Vray B, Hoebeke J, Saint-Guillain M, Leloup R, Strosberg A D
Laboratory of Microbiology and Immunology, Faculty of Medicine, Free University of Brussels.
Scand J Immunol. 1980;11(2):147-53. doi: 10.1111/j.1365-3083.1980.tb00220.x.

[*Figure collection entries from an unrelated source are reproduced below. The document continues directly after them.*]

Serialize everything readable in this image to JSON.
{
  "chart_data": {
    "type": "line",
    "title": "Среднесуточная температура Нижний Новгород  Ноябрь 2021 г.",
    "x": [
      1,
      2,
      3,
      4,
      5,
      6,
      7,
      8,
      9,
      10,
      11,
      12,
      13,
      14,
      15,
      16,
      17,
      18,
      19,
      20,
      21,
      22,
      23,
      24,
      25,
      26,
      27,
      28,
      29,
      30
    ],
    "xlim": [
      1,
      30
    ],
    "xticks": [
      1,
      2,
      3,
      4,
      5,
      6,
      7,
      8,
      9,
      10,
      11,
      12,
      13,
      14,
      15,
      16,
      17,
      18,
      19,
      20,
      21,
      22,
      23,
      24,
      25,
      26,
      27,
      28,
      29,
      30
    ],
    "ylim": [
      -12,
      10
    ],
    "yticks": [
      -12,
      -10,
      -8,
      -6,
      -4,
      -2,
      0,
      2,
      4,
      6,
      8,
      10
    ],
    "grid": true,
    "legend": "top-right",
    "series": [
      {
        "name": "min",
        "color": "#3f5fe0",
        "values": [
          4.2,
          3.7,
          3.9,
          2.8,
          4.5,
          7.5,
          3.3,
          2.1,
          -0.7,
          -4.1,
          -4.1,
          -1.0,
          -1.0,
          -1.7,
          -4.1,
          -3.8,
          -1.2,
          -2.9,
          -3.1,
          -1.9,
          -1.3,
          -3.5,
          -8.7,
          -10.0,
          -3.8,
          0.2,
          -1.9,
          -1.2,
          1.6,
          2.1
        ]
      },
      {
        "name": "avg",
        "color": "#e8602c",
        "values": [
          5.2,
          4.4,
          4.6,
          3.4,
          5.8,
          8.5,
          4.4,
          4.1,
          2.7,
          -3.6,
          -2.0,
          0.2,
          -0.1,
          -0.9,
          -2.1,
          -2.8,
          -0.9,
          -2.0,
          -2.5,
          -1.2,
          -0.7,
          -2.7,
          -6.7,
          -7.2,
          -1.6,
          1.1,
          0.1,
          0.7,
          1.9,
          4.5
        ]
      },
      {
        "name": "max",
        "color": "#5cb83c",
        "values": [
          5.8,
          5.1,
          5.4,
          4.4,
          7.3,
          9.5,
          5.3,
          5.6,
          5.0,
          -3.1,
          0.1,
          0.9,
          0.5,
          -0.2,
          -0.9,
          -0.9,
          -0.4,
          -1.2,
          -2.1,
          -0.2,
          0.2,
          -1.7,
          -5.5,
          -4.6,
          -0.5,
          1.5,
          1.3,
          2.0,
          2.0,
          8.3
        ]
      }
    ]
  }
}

We describe a new quantitative fluorimetric assay for phagocytosis of bacteria. A suspension of fluorescein-labelled bacteria (Micrococcus lysodeikticus) is mixed and incubated with phagocytes. After fixation with paraformaldehyde, the excess non-phagocytosed and adsorbed bacteria are lysed with a solution of lysozyme in phosphate-buffered saline. After washing of the phagocytes, the fluorescence of those that have ingested the labelled bacteria is measured with a spectrofluorimeter. We report results obtained with different types of phagocytes which show that this method allows sensitivity, saturation and kinetic studies and the calculation of a phagocytic index.
我们描述了一种用于细菌吞噬作用的新型定量荧光测定法。将荧光素标记的细菌(溶壁微球菌)悬浮液与吞噬细胞混合并孵育。用多聚甲醛固定后,用溶菌酶在磷酸盐缓冲盐水中的溶液裂解过量未被吞噬和吸附的细菌。洗涤吞噬细胞后,用荧光分光光度计测量摄取了标记细菌的细胞的荧光。我们报告了用不同类型吞噬细胞获得的结果,这些结果表明该方法可用于敏感性、饱和度和动力学研究以及吞噬指数的计算。